We beg to differ however. Looking at things at first sight would most probably leave us tricked. Or simply ignoring the facts.

One smiles to his colleagues in the elevator in the morning exactly why? To expect a smile back? To please them? To show friendliness, which in turn could someday translate in a promotion (or even a few consecutive ones ahead of the pack), or even much needed social recognition? An interested economic agent, driven by self-gain as an ultimate motivator in every single small action?

Or, to ask another way, is Payne the ultimate altruist? What would Rand think of Payne? Or, what did Rand think of Payne? Today, we can ask Leonard Peikoff that question and hope to get an objective enough assessment that keeps Peikoff’s own subjective opinions at bay. Yet, the even more interesting question could be what would Payne think of Ayn Rand’s precepts… This however, we cannot even try to find out, since there is no living connection with Payne as Peikoff is in the case of Rand.
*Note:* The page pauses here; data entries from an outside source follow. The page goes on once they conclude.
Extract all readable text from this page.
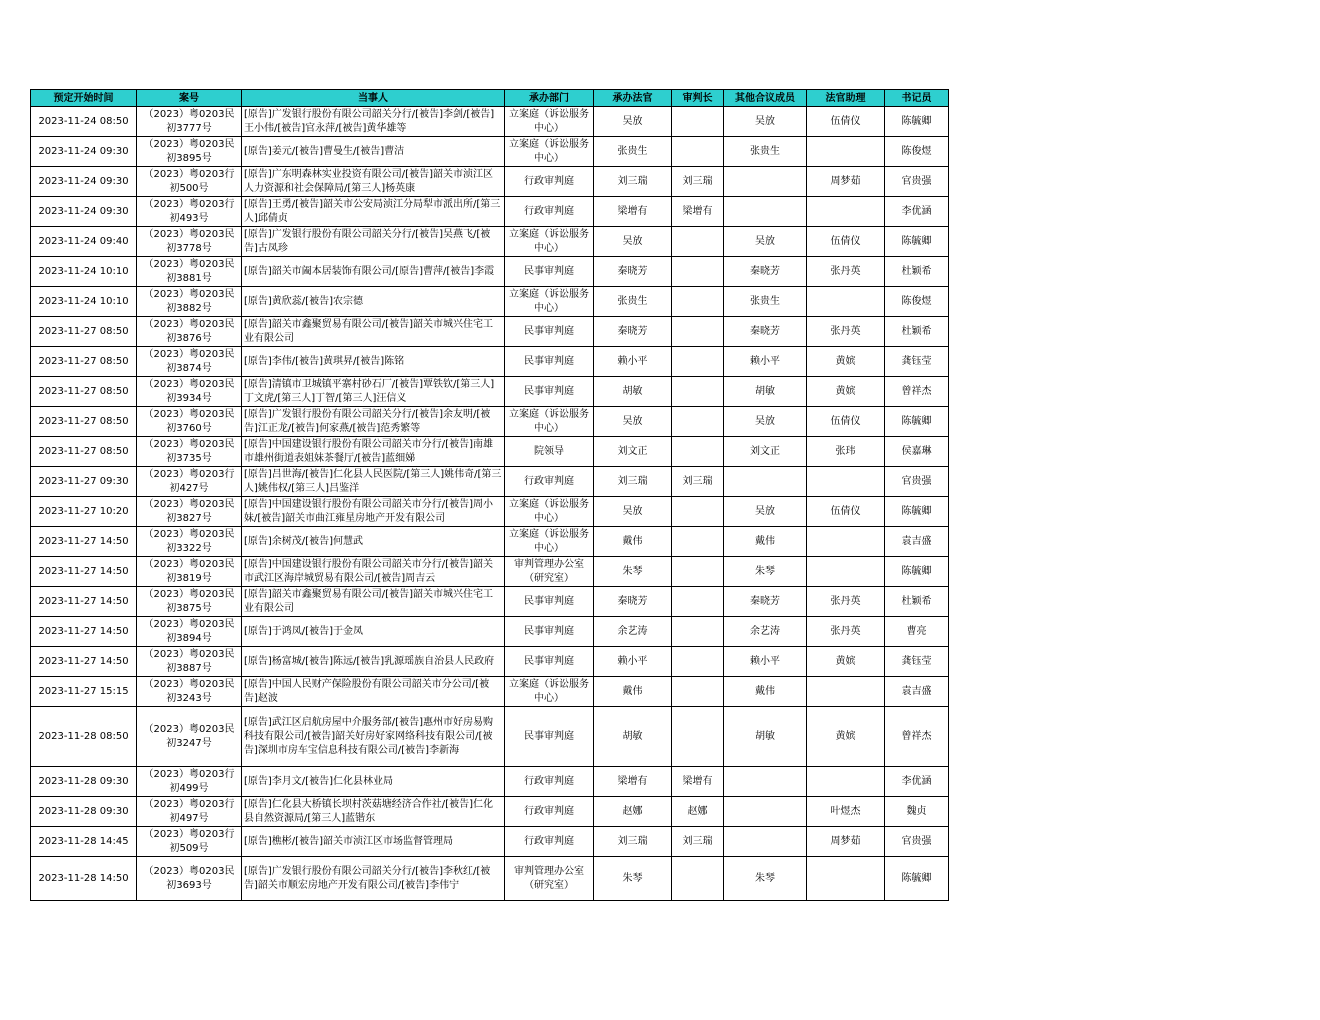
预定开始时间	案号	当事人	承办部门	承办法官	审判长	其他合议成员	法官助理	书记员
2023-11-24 08:50	（2023）粤0203民初3777号	[原告]广发银行股份有限公司韶关分行/[被告]李剑/[被告]王小伟/[被告]官永萍/[被告]黄华雄等	立案庭（诉讼服务中心）	吴放		吴放	伍倩仪	陈毓卿
2023-11-24 09:30	（2023）粤0203民初3895号	[原告]姜元/[被告]曹曼生/[被告]曹洁	立案庭（诉讼服务中心）	张贵生		张贵生		陈俊煜
2023-11-24 09:30	（2023）粤0203行初500号	[原告]广东明森林实业投资有限公司/[被告]韶关市浈江区人力资源和社会保障局/[第三人]杨英康	行政审判庭	刘三瑞	刘三瑞		周梦茹	官贵强
2023-11-24 09:30	（2023）粤0203行初493号	[原告]王勇/[被告]韶关市公安局浈江分局犁市派出所/[第三人]邱倩贞	行政审判庭	梁增有	梁增有			李优涵
2023-11-24 09:40	（2023）粤0203民初3778号	[原告]广发银行股份有限公司韶关分行/[被告]吴燕飞/[被告]古凤珍	立案庭（诉讼服务中心）	吴放		吴放	伍倩仪	陈毓卿
2023-11-24 10:10	（2023）粤0203民初3881号	[原告]韶关市阖本居装饰有限公司/[原告]曹萍/[被告]李霞	民事审判庭	秦晓芳		秦晓芳	张丹英	杜颖希
2023-11-24 10:10	（2023）粤0203民初3882号	[原告]黄欣蕊/[被告]农宗德	立案庭（诉讼服务中心）	张贵生		张贵生		陈俊煜
2023-11-27 08:50	（2023）粤0203民初3876号	[原告]韶关市鑫聚贸易有限公司/[被告]韶关市城兴住宅工业有限公司	民事审判庭	秦晓芳		秦晓芳	张丹英	杜颖希
2023-11-27 08:50	（2023）粤0203民初3874号	[原告]李伟/[被告]黄琪昇/[被告]陈铭	民事审判庭	赖小平		赖小平	黄嫔	龚钰莹
2023-11-27 08:50	（2023）粤0203民初3934号	[原告]清镇市卫城镇平寨村砂石厂/[被告]覃铁钦/[第三人]丁文虎/[第三人]丁智/[第三人]汪信义	民事审判庭	胡敏		胡敏	黄嫔	曾祥杰
2023-11-27 08:50	（2023）粤0203民初3760号	[原告]广发银行股份有限公司韶关分行/[被告]余友明/[被告]江正龙/[被告]何家燕/[被告]范秀繁等	立案庭（诉讼服务中心）	吴放		吴放	伍倩仪	陈毓卿
2023-11-27 08:50	（2023）粤0203民初3735号	[原告]中国建设银行股份有限公司韶关市分行/[被告]南雄市雄州街道表姐妹茶餐厅/[被告]蓝细娣	院领导	刘文正		刘文正	张玮	侯嘉琳
2023-11-27 09:30	（2023）粤0203行初427号	[原告]吕世海/[被告]仁化县人民医院/[第三人]姚伟奇/[第三人]姚伟权/[第三人]吕鉴洋	行政审判庭	刘三瑞	刘三瑞			官贵强
2023-11-27 10:20	（2023）粤0203民初3827号	[原告]中国建设银行股份有限公司韶关市分行/[被告]周小妹/[被告]韶关市曲江雍星房地产开发有限公司	立案庭（诉讼服务中心）	吴放		吴放	伍倩仪	陈毓卿
2023-11-27 14:50	（2023）粤0203民初3322号	[原告]余树茂/[被告]何慧武	立案庭（诉讼服务中心）	戴伟		戴伟		袁吉盛
2023-11-27 14:50	（2023）粤0203民初3819号	[原告]中国建设银行股份有限公司韶关市分行/[被告]韶关市武江区海岸城贸易有限公司/[被告]周吉云	审判管理办公室（研究室）	朱琴		朱琴		陈毓卿
2023-11-27 14:50	（2023）粤0203民初3875号	[原告]韶关市鑫聚贸易有限公司/[被告]韶关市城兴住宅工业有限公司	民事审判庭	秦晓芳		秦晓芳	张丹英	杜颖希
2023-11-27 14:50	（2023）粤0203民初3894号	[原告]于鸿凤/[被告]于金凤	民事审判庭	余艺涛		余艺涛	张丹英	曹亮
2023-11-27 14:50	（2023）粤0203民初3887号	[原告]杨富城/[被告]陈远/[被告]乳源瑶族自治县人民政府	民事审判庭	赖小平		赖小平	黄嫔	龚钰莹
2023-11-27 15:15	（2023）粤0203民初3243号	[原告]中国人民财产保险股份有限公司韶关市分公司/[被告]赵波	立案庭（诉讼服务中心）	戴伟		戴伟		袁吉盛
2023-11-28 08:50	（2023）粤0203民初3247号	[原告]武江区启航房屋中介服务部/[被告]惠州市好房易购科技有限公司/[被告]韶关好房好家网络科技有限公司/[被告]深圳市房车宝信息科技有限公司/[被告]李新海	民事审判庭	胡敏		胡敏	黄嫔	曾祥杰
2023-11-28 09:30	（2023）粤0203行初499号	[原告]李月文/[被告]仁化县林业局	行政审判庭	梁增有	梁增有			李优涵
2023-11-28 09:30	（2023）粤0203行初497号	[原告]仁化县大桥镇长坝村茨菇塘经济合作社/[被告]仁化县自然资源局/[第三人]蓝锴东	行政审判庭	赵娜	赵娜		叶煜杰	魏贞
2023-11-28 14:45	（2023）粤0203行初509号	[原告]樵彬/[被告]韶关市浈江区市场监督管理局	行政审判庭	刘三瑞	刘三瑞		周梦茹	官贵强
2023-11-28 14:50	（2023）粤0203民初3693号	[原告]广发银行股份有限公司韶关分行/[被告]李秋红/[被告]韶关市顺宏房地产开发有限公司/[被告]李伟宁	审判管理办公室（研究室）	朱琴		朱琴		陈毓卿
Or can’t we?

We do not really have any answers, or not even any comments on the relationship between Ayn Rand and her work on one hand, and KindExcellence on the other. All we can modestly suggest is an approach from Socrates, over 2400 years old, and still yet to be fully comprehended and applied. Something that a Benjamin Franklin would suggest, as he rightly does so in his autobiography, available here:

http://librivox.org/the-autobigraphy-of-benjamin-franklin-ed-by-frank-woodworth-pine/

We can only learn to ask the right questions ourselves. We are certain Payne, Rand, Franklin and so many others, as well as all of their careful followers of today, why not including KindExcellence promoters and practitioners--including the Place Flagey smiles maker selling his carefully made Belgian fries--, could all agree… The answer(s) seem(s) to be in ourselves. So, I guess, let us go find it/them… We can only wish all of us best of success…

...And the questions for today:

Is making someone else smile "innovative"? Or simply doing something, anything, with self-pride and self-satisfaction is the "innovation" here? Do we need some new measure/mode of valuation that we haven't considered yet either necessary, or possible? One which would teach us how to truly count to...

one million two hundred thousand... smiles

all given away along with the actual "traded" exchanged product or service?